2011-11-24 23:12:32 | 日々の徒然

タイトルに惹かれたので視聴。朝の短いニュースでは、何が起きているのか理解できないテーマだったので、その点を解決してくれる番組だと思って。

 

 

番組の導入として、ユーロ危機を「年金基金が目減りしている」という身近な問題から取り上げていくのは非常に良かった。ユーロ危機が対岸の火事ではなく、まさに自分の身に降りかかっている問題として認識することが出来たし。

ユーロ問題が身近な問題であると定義して、次に「ユーロ危機」について説明。ユーロ危機とは具体的に「国債の価値の低下」であると説明して、その国債はCDS(Credit Default Swap)という取引によって市場から介入出来る点を指摘。
国債は、その信用力に応じて利回りが上下し、これに応じてCDSも連動することを逆手にとる手法。CDSを意図的に上昇させれば国債の信用が落ち、あとは雪だるま式にCDSのが上昇していく。番組ではこの手法を鍵としてユーロ危機を紐解いていく。
このあたりの説明は、さすがはNHKといった所。上手いですねぇ。

ニュースでも良く聞く「市場の反応」とは、資本主義世界に住む全ての人達の総意、という意味ではなく、実はこのヘッジファンド達であることが番組から透けて見えてくることも好印象。市場は市民の見方でない、と頭でわかっていても実感がわかないので、このような描写は非常に大事かと。

 

また、ユーロ圏特有の「通貨は統一されているが財政政策はバラバラ」である点も指摘。各国の思惑が交錯し、フットワークが重くなっているユーロ圏では、市場の格好の標的になる可能性が高いと説明。
では、他国と通貨を統一していない日本では同様の現象が起きないのか、という点については、日本が市場の標的なる、ということではなく、ユーロ危機が日本にも飛び火することにより(例えば産業界などに)影響が出るという説明を付け加えて、ちゃんと忠告も忘れない。
この点も好印象かなー。 ちゃんとローカライズ、というか日本の番組になっている点は大事かと。別にユーロ問題だけを掘り下げるならば、BS1で輸入されたドキュメンタリーを見ればいいわけだし。

 

ただし、忠告止まりなのが問題。番組の作り方で疑問を持ったのは、この日本の反応についての描写。
ヘッジファンドについては良く取材されており、彼らの目的や行動原理が明確に示されているのに対して、日本側については非常に不明確。番組からは状況を理解できておらず「うろたえている」様子しか伝わってこなかった。

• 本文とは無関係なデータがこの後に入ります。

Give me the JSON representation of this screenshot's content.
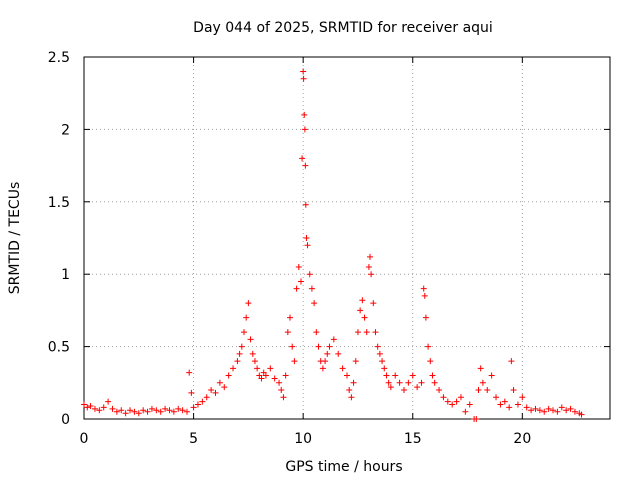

これは、日本側のもう一つの視点であるキャノンの対応についても同様。やはり「ユーロ危機に対して、どう考え、どのように対応しているか」が見えてこない。3日のタイムラグで調整できる在庫や、0.1秒単位の生産効率向上といった対策が、巨額の資金を大胆に使うヘッジファンドと釣り合いが取れているようには到底思えなかった。
イタリア・ベルルスコーニ政権は、ヘッジファンドたちによって追い詰められ辞任させられた、とまで思わせる演出に対して、日本側は現状説明にとどめた 番組の意図も理解できない。
日本の対応について視聴者に意見をゆだねるのではなく、番組としての意見を明確に打ち出すべきでは?

もし、「放送時間の都合で結論を描くことができなかった」ということならば、それは輸入物のドキュメンタリーで良かった、という話にもなりますし。

 

もう一点、ヘッジファンド側の人間として一人しか登場してなかったのも気になった。これって、この人が一人考えてたことで、市場全体では別の意図があったのでは?という疑問を持った。というか、これ「特定の商品/企業を取り上げている」事にはならないんだろうか・・

 

 

50分でここまで まとめ上げた手法は、率直に素晴らしいとは思いますが、もう一声ほしかったです。。